I Want My Liquid Lead Filled Pencil!

In a recent post Paddy Johnson considered the merits and demerits of two websites, the Frieze site and the Eyebeam reBlog. I just added a comment re: the latter:

Four years ago when I reBlogged for eyebeam Michael Frumin and Jonah Peretti were still there. They invented the reBlog concept and were actively recruiting a wide range of people to use it, including non-tech people. After they left, responsibility for the reBlog changed hands a couple (?) of times but staffing it with a diverse group and maintaining a certain rhythm remained a priority. Apparently the current group no longer has that interest. When you last mentioned the pruned feed list Amanda McDonald Crowley of Eyebeam said she’d “look into it”–she couldn’t commit to fixing it–and she said that potential reBloggers were welcome to contact Eyebeam, which suggests they are passively but not actively involved in recruiting new reBloggers. I hope I’m wrong about that.

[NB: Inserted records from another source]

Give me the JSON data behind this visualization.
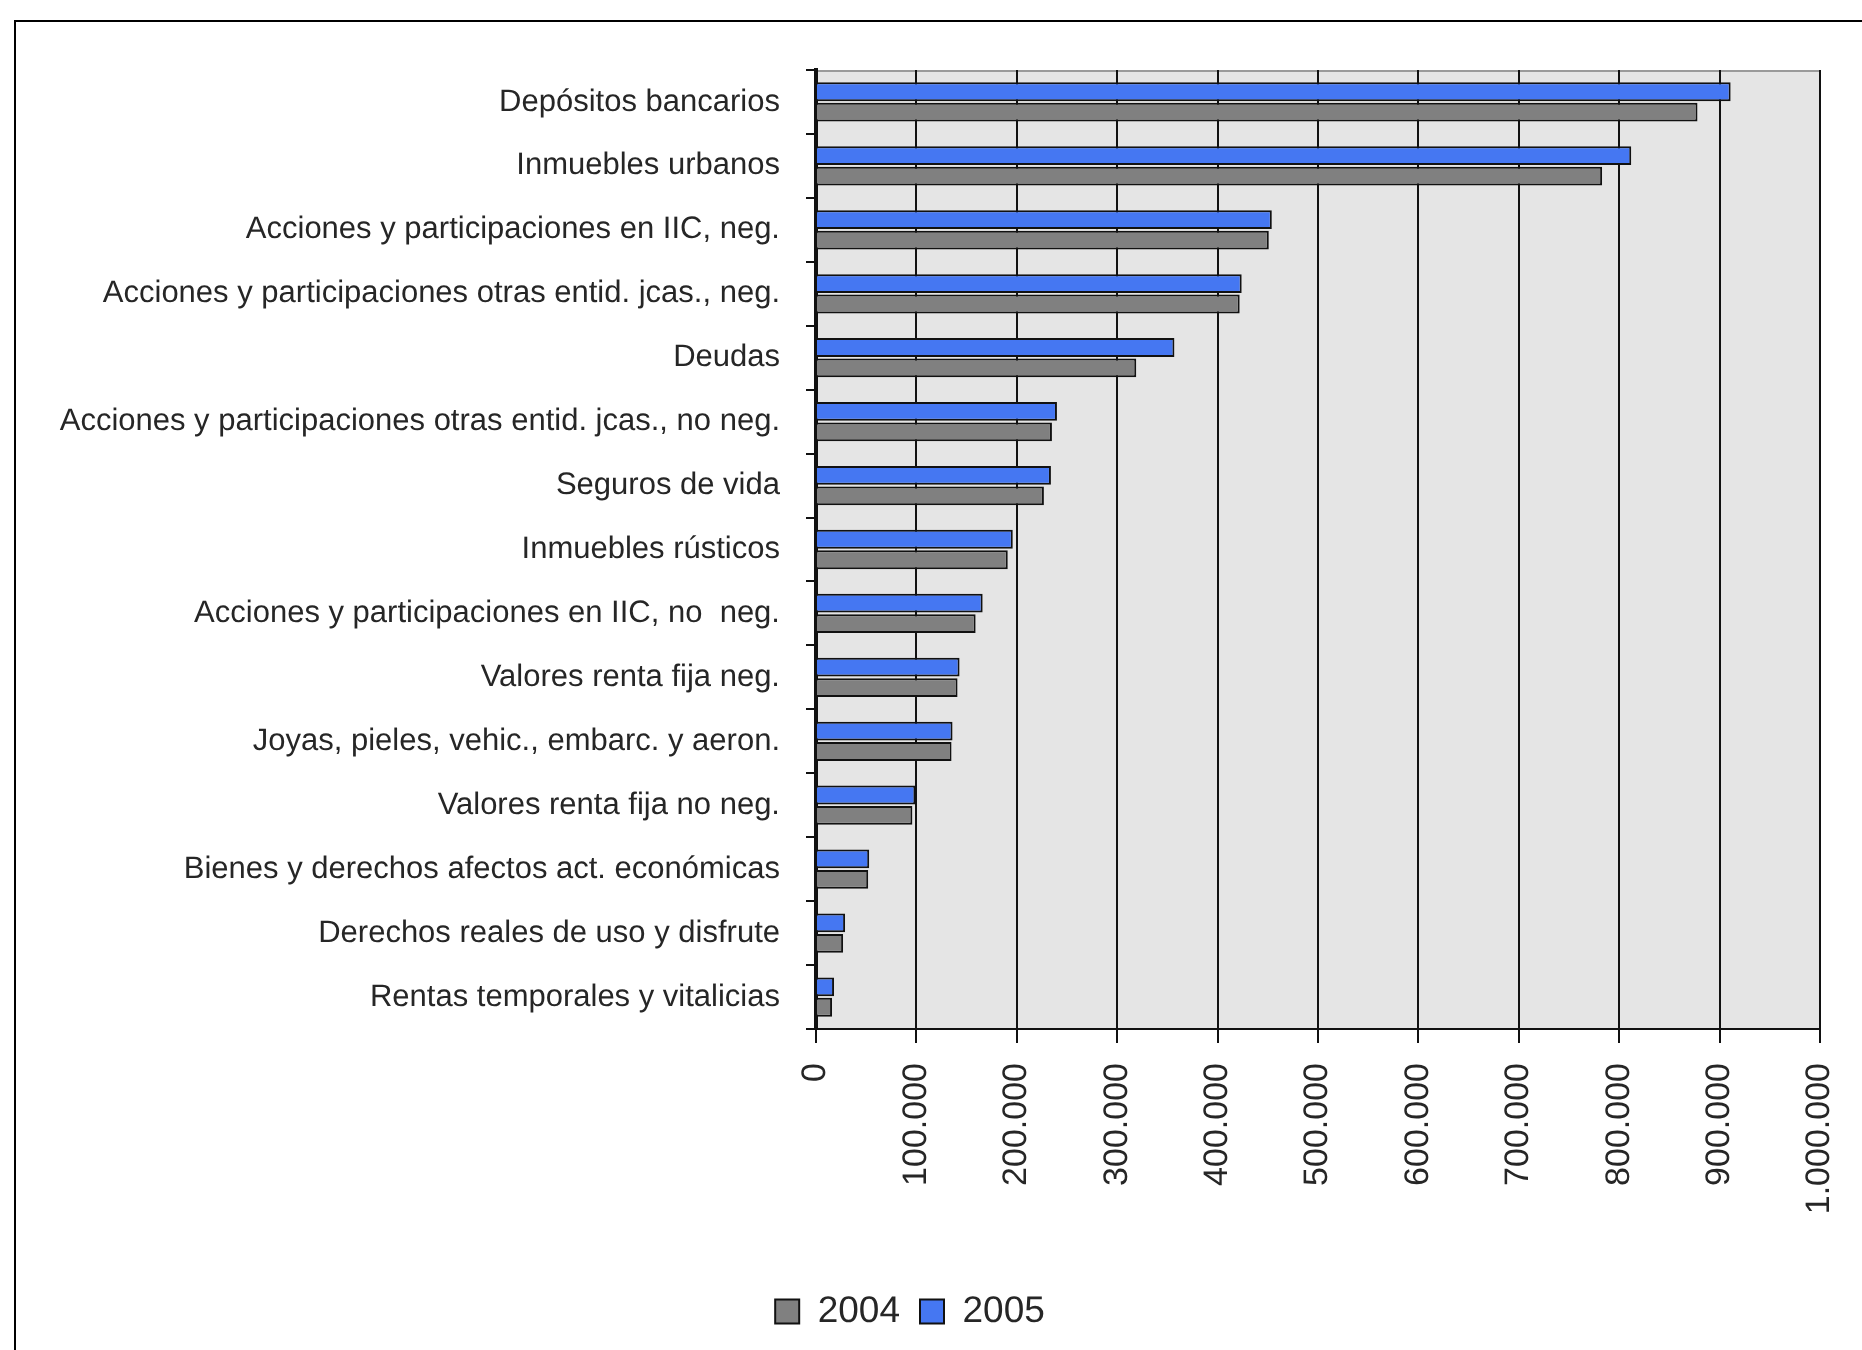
{
  "chart_data": {
    "type": "bar",
    "orientation": "horizontal",
    "categories": [
      "Depósitos bancarios",
      "Inmuebles urbanos",
      "Acciones y participaciones en IIC, neg.",
      "Acciones y participaciones otras entid. jcas., neg.",
      "Deudas",
      "Acciones y participaciones otras entid. jcas., no neg.",
      "Seguros de vida",
      "Inmuebles rústicos",
      "Acciones y participaciones en IIC, no  neg.",
      "Valores renta fija neg.",
      "Joyas, pieles, vehic., embarc. y aeron.",
      "Valores renta fija no neg.",
      "Bienes y derechos afectos act. económicas",
      "Derechos reales de uso y disfrute",
      "Rentas temporales y vitalicias"
    ],
    "series": [
      {
        "name": "2004",
        "color": "#808080",
        "values": [
          878000,
          783000,
          451000,
          422000,
          319000,
          235000,
          227000,
          191000,
          159000,
          141000,
          135000,
          96000,
          52000,
          27000,
          16000
        ]
      },
      {
        "name": "2005",
        "color": "#4577f2",
        "values": [
          911000,
          812000,
          454000,
          424000,
          357000,
          240000,
          234000,
          196000,
          166000,
          143000,
          136000,
          99000,
          53000,
          29000,
          18000
        ]
      }
    ],
    "xlim": [
      0,
      1000000
    ],
    "xticks": [
      0,
      {
        "value": 100000,
        "label": "100.000"
      },
      {
        "value": 200000,
        "label": "200.000"
      },
      {
        "value": 300000,
        "label": "300.000"
      },
      {
        "value": 400000,
        "label": "400.000"
      },
      {
        "value": 500000,
        "label": "500.000"
      },
      {
        "value": 600000,
        "label": "600.000"
      },
      {
        "value": 700000,
        "label": "700.000"
      },
      {
        "value": 800000,
        "label": "800.000"
      },
      {
        "value": 900000,
        "label": "900.000"
      },
      {
        "value": 1000000,
        "label": "1.000.000"
      }
    ],
    "grid": "x",
    "legend": "bottom"
  }
}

It was an interesting experiment but they never added comments to the blog and as you say reBloggers rarely added their own thoughts to the feeds. You can’t chide an overworked, underpaid nonprofit with volunteer reBloggers too much for not having the “right” priorities but you would think an “art and tech” website would want a feisty, dynamic web presence. Their current feed list is mostly the other “art and tech” sites so you’re getting unironic items about rocket powered personal helicopters again.

Major Newspaper Puts Steampunk on the Map

The New York Times sends its intrepid reporter out into the wilds of the internet and midtown Manhattan and uncovers a new trend...drumroll...steampunk (subscription may be required on your wood-trimmed computer). The article takes the tried and true "subculture about to break large" angle. Mentioned are goth, William Gibson, and Iron Man (obligatory plug no matter how tangential) but not The Difference Engine (a key text), LARPing, or Renaissance fairs. Mad Max and Brazil are namechecked but not The Wild Wild West or Philip Pullman. Most of the people interviewed appear to be alienated web designers looking to cash in on their hobby. Another relevant precedent, at least as the Times frames the "trend," would be the artists McDermott and McGough, who've actually lived a 19th Century lifestyle, refusing to use plastic or modern plumbing, as opposed to the swell described in the article:

Yes, he owns a flat-screen television, but he has modified it with a burlap frame. He uses an iPhone, but it is encased in burnished brass. Even his clothing — an unlikely fusion of current and neo-Edwardian pieces (polo shirt, gentleman’s waistcoat, paisley bow tie), not unlike those he plans to sell this summer at his own Manhattan haberdashery — is an expression of his keenly romantic worldview.

This is why we buy publications made on quaint old printing presses: to separate the poMo practitioner from the poseur. For the record, "steampunk" as envisioned in William Gibson's and Bruce Sterling's 1991 novel The Difference Engine was an outgrowth of cyberpunk--a noirish story set in a world of steam powered military hardware and punch card computers. The "punk" in the portmanteau makes it ideal fodder for current trendmongering.

The Two Jolly Ravers

two lusty ravers

Some exquisite Microsoft Paintbrush drawings by drx (Dragan Espenschied) in this online cartoon strip (also in book form). I've said it a hundred times, Paintbrush is so much better than its Microsoft-"improved" version Paint it's a crime. You can actually paint with Paintbrush, whereas with Paint you can't do anything subtle or expressive. I don't even want to know what's happened to Paint on Vista. Paintbrush is even better than MacPaint, I would go so far as to say.

Regarding his strip, drx explains:

For all the people that do not understand German: The two ravers want to go to Ibiza, but take the wrong flight and end up in the desert. They are frustrated and fly back home, only to find out that the biggest rave ever was happening in the desert a short time after they left.